Netzsperren vor dem EU-Parlament
Dass die Kommission in Person von Innenkommissarin Cecila Malmström – mit denselben unzureichenden Argumenten wie Ursula von der Leyen zuvor in Deutschland – die Einführungen von Access-Sperren zur Bekämpfung von Kinderpornografie im Internet einführen möchte, ist seit einigen Monaten bekannt. Ein entsprechender Richtlinienentwurf ist bereits seit längerer Zeit online.
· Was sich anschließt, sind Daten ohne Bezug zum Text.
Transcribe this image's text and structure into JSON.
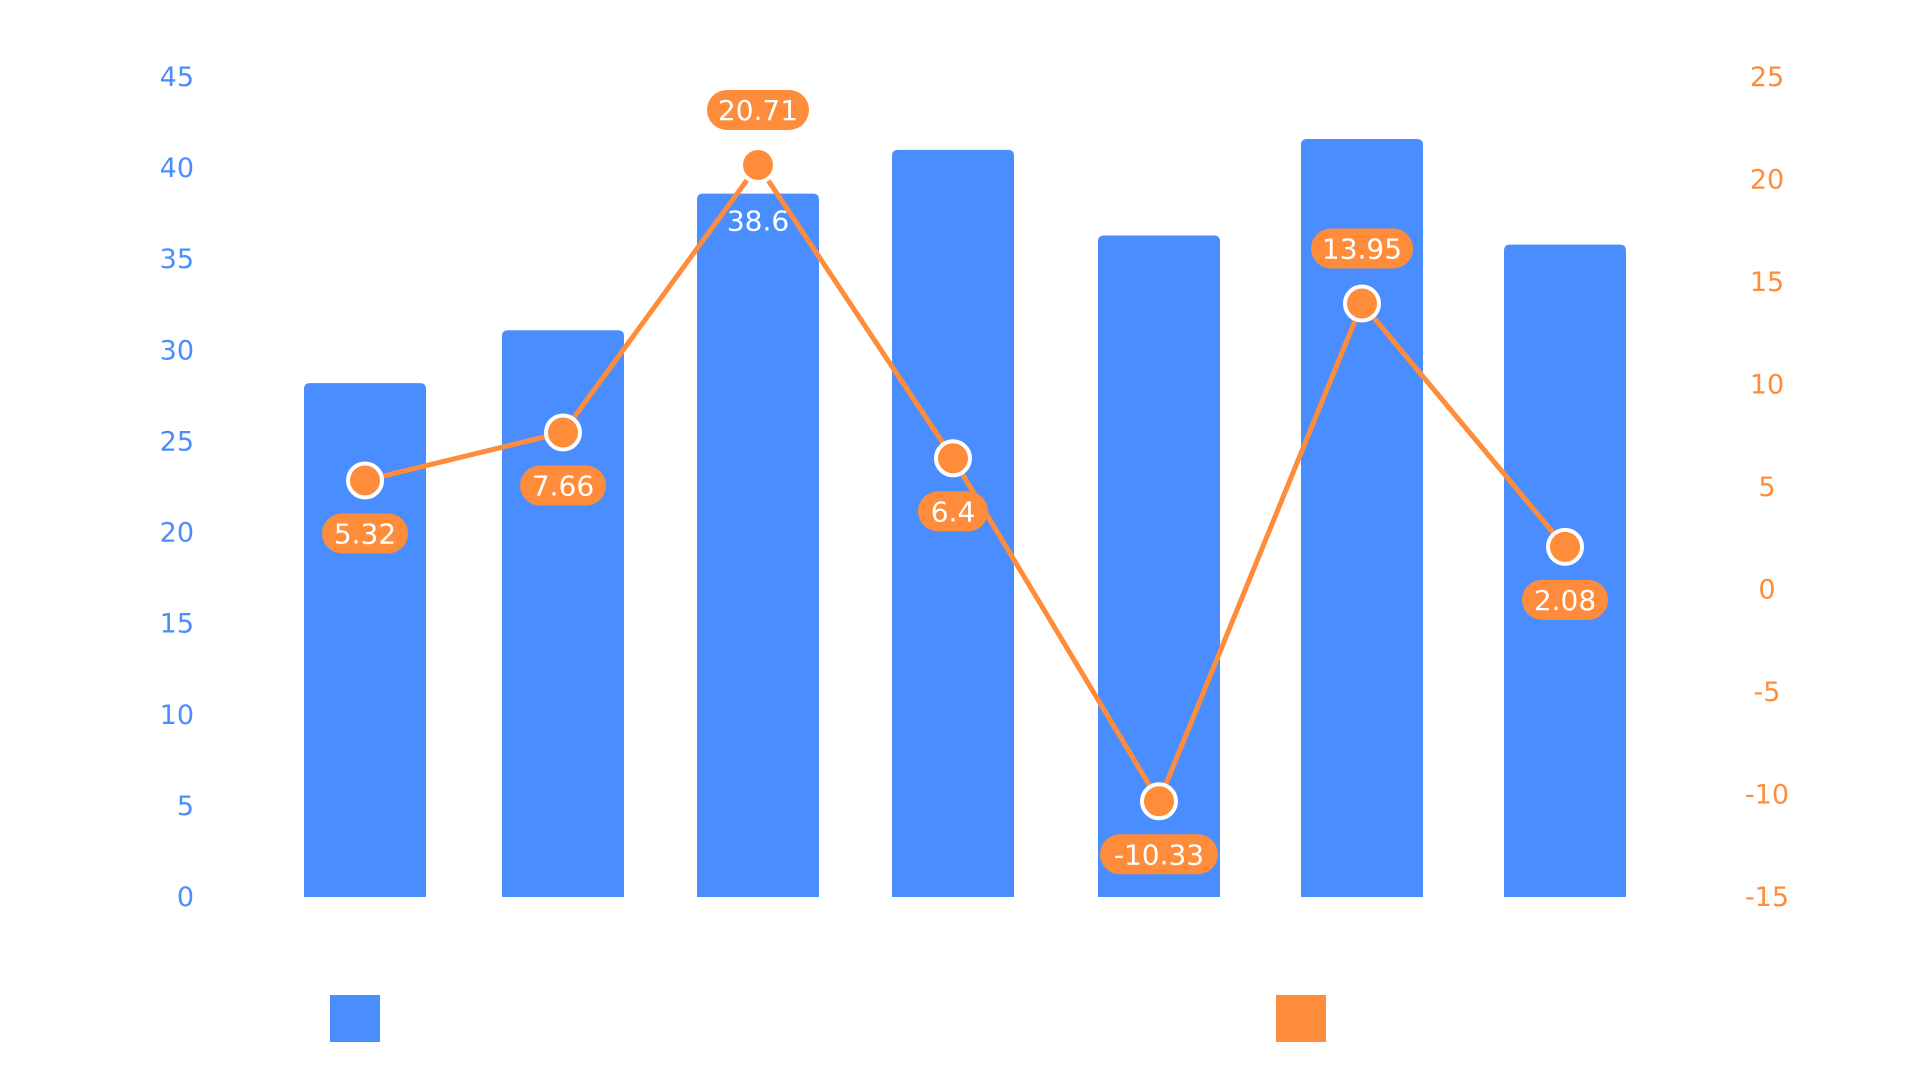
{
  "colors": {
    "bar": "#4a8dff",
    "line": "#ff8c3a",
    "left_axis_text": "#4a8dff",
    "right_axis_text": "#ff8c3a",
    "label_text_on_bar": "#ffffff",
    "badge_text": "#ffffff",
    "marker_stroke": "#ffffff"
  },
  "chart_data": {
    "type": "bar",
    "title": "",
    "xlabel": "",
    "ylabel": "",
    "categories": [
      "",
      "",
      "",
      "",
      "",
      "",
      ""
    ],
    "series": [
      {
        "type": "bar",
        "axis": "left",
        "color": "#4a8dff",
        "values": [
          28.2,
          31.1,
          38.6,
          41.0,
          36.3,
          41.6,
          35.8
        ],
        "data_labels": [
          "",
          "",
          "38.6",
          "",
          "",
          "",
          ""
        ]
      },
      {
        "type": "line",
        "axis": "right",
        "color": "#ff8c3a",
        "values": [
          5.32,
          7.66,
          20.71,
          6.4,
          -10.33,
          13.95,
          2.08
        ],
        "data_labels": [
          "5.32",
          "7.66",
          "20.71",
          "6.4",
          "-10.33",
          "13.95",
          "2.08"
        ],
        "label_positions": [
          "below",
          "below",
          "above",
          "below",
          "below",
          "above",
          "below"
        ]
      }
    ],
    "y_left": {
      "lim": [
        0,
        45
      ],
      "ticks": [
        "0",
        "5",
        "10",
        "15",
        "20",
        "25",
        "30",
        "35",
        "40",
        "45"
      ]
    },
    "y_right": {
      "lim": [
        -15,
        25
      ],
      "ticks": [
        "-15",
        "-10",
        "-5",
        "0",
        "5",
        "10",
        "15",
        "20",
        "25"
      ]
    },
    "grid": false,
    "legend": {
      "position": "bottom",
      "items": [
        {
          "marker_color": "#4a8dff",
          "label": ""
        },
        {
          "marker_color": "#ff8c3a",
          "label": ""
        }
      ]
    }
  }
}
Man muss in diesem Zusammenhang auch nochmals darauf hinweisen, dass dieser Entwurf inhaltlich deutlich weiter geht als der deutsche Entwurf und auch sog. Jugendpornografie umfassen soll. Es geht also offenbar nicht mehr nur um die Bekämpfung des Missbrauchs von Kindern, sondern auch um die Durchsetzung fragwürdiger Moralvorstelungen im Bereich der Jugendsexualität.
Einen anderen Aspekt beleuchtet die „European Cybercriminals Society (ECS)“, also die Vereinigung der europäischen Cyberkriminellen (;-), in einem offenen Brief an Kommissarin Malmström. Die Satire bedankt sich im Namen der Straftäter dafür, dass damit ein Frühwarnsystem etabliert wird, das es Kriminellen frühzeitig ermöglicht, auf andere Server auszuweichen. In diesem Zusammenhang wird von der ECS dann beanstandet, dass es unfair sei, dasselbe Frühwarnsystem nicht auch denjenigen Cyberkriminellen anzubieten, die im Bereich der Verletzung des geistigen Eigentums oder des Betrugs aktiv sind. Denn damit würde eindeutig der Binnenmarkt für Kriminalität behindert.
Diese Satire lenkt die Diskussion auf den oft vernachlässigten Aspekt, dass Access-Sperren nicht geeignet sind, die Verbreitung von Kinderpornografie einzudämmen, sondern vielmehr die Gefahr beinhalten, dass deren Verbreitung eher noch gefördert wird.
Am 28. und 29. September findet im Rechtsausschuss des Europaparlaments eine Anhörung zu dem Richtlinienentwurf statt. Die geladenen Fachleute sollen allerdings weitgehend aus Sperrbefürwortern bestehen, obwohl die deutsche Diskussion eigentlich gezeigt hat, dass die Mehrheit der technischen und juristischen Experten dem Vorhaben kritisch bis ablehnend gegenüber steht. Es droht also eine tendenziöse Einflussnahme auf die Meinungsbildung der Abgeordneten durch eine selektive Auswahl von Fachleuten, die das Access-Blocking befürworten.